BOISE, Idaho (AP) — Idaho Gov. Brad Little late Thursday signed a massive tax cut and education spending bill made possible by the state’s projected $2 billion budget surplus.
The Republican governor signed the bill after it made a speedy trip through the Legislature in a one-day special session, passing the House 55-15 and the Senate 34-1.
The legislation has a $410 million annual increase through sales taxes for education as well as a $500 million income tax rebate this year. The bill also has an ongoing $150 million income and corporate tax cut by creating a 5.8% flat tax.
Little last week called the part-time Legislature back to Boise due to high inflation, currently at 8.5%, which he said was harming taxpayers and the education system.
“I am proud of my legislative partners for confronting the substantial impacts of inflation head on by putting our record budget surplus back in the pockets of Idahoans while responsibly funding education at historic levels to ensure we are meeting our constitutional and moral obligation to Idaho students and families both in the short-term and the long-term,” Little said in a statement.
The bill contains the tax rebate and a long sought after flat tax liked by Republicans. Democrats liked the education spending component. That made it difficult to oppose for many lawmakers in both parties and, despite complaints, easily cleared both houses.
“Putting together a tax bill is an interesting process,” said Republican Sen. Scott Grow, who supported the bill, during debate in the Senate’s Local Government and Taxation Committee. “Here we have 105 legislators, and I can guarantee we’ve got 105 opinions as to what this bill ought to be. It’s not exactly what I would have done.”
Attempts on the House floor to split the legislation into multiple parts failed by lopsided votes.
The legislation was announced last week, though slightly changed in the version lawmakers took up Thursday morning. It had enough co-sponsors in the 70-member House and 35-member Senate to pass, and was widely expected to make it to the governor’s desk for his signature.
The one-time income tax rebates of $500 million amount to 10% of taxes paid in 2020, with a minimum rebate that Democrats fought for of $300 for individual taxpayers and $600 for those filing jointly. The bill requires the Idaho State Tax Commission, to the extent possible, to issue the rebates this fiscal year, which ends June 30. But lawmakers have said the rebates would likely happen this calendar year.
The ongoing tax cut of more than $150 million involves creating the corporate and individual flat tax rate of 5.8% starting next year. The corporate tax rate is currently 6%, the same rate for the state’s highest income bracket. Under the bill, the first $2,500 of income for individuals and $5,000 for people filing jointly would be exempt from taxes.
“In two years, we’ve gone from seven brackets to five brackets to four brackets,” said Republican Rep. Steven Harris during debate on the House floor. “This year, one bracket flat tax in Idaho. That’s amazing. That’s wonderful. Every dollar you earn doesn’t get punished as you move up that income rate.”

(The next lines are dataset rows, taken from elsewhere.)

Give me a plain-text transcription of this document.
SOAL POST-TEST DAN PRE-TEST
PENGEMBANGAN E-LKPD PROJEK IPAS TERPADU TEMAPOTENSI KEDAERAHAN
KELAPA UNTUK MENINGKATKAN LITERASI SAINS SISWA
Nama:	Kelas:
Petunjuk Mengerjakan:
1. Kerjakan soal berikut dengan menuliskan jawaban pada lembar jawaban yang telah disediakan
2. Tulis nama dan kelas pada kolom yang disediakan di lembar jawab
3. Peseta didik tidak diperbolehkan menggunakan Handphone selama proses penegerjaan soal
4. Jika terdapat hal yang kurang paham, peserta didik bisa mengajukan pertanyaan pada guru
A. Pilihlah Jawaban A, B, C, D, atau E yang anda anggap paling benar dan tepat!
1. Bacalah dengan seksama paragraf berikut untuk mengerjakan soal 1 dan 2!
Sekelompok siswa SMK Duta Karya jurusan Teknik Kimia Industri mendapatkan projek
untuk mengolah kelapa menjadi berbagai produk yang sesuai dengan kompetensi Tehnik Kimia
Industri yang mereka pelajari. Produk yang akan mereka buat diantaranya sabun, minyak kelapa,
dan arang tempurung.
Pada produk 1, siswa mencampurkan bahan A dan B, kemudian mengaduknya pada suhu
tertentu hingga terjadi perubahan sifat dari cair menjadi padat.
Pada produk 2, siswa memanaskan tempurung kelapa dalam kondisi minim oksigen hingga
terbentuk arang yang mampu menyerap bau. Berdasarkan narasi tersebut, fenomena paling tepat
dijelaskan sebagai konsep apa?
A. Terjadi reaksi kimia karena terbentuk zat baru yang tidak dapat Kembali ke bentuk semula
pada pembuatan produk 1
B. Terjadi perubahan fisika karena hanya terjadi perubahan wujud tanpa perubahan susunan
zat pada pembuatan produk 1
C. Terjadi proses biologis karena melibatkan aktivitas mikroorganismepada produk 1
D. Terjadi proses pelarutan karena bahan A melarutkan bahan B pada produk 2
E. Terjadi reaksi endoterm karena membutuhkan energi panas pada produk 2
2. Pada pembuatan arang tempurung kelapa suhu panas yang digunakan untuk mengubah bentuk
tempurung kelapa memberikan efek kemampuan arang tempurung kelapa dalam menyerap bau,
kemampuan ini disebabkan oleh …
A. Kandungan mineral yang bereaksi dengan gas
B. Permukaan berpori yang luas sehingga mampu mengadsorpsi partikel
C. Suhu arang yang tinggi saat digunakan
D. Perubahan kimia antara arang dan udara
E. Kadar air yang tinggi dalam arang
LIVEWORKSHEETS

The bill bolsters K-12 public schools and post-secondary education with $410 million annually from sales taxes starting next year. Of the $410 million, $330 million is proposed for K-12 and $80 million for what lawmakers are calling in-demand occupations. How all that education money is spent will be decided by future lawmakers.
An initial version of the bill made public last week included an annual increase of 3% in the education spending, but that troubled some Republican lawmakers and it was cut from the bill introduced Thursday morning. But the bill still retained support among Democrats.
“Our children and grandchildren need an education system that will allow them to compete in the global economy,” said Democratic Sen. Janie Ward-Engelking, a former teacher and education advocate.
Backers say the legislation will lift Idaho from the bottom in the nation in spending per pupil. The state’s business leaders have complained that Idaho’s education system is falling behind, hurting efforts to attract new companies and retain existing ones.
The special session comes ahead of the November election when all of Idaho’s 105 state legislative seats are up for election, as well as the governor and other statewide elected officials.
Also on the ballot in November is an initiative called the Quality Education Initiative that backers have said would boost education funding by raising taxes on corporations and individuals making $250,000 or more annually.
Backers say Idaho schools are badly underfunded and that the initiative would raise more than $300 million.
If passed by voters, it would take effect Jan. 1. However, if Little signs the bill passed in the special session, as expected, it would take effect Jan. 3, negating and replacing the initiative.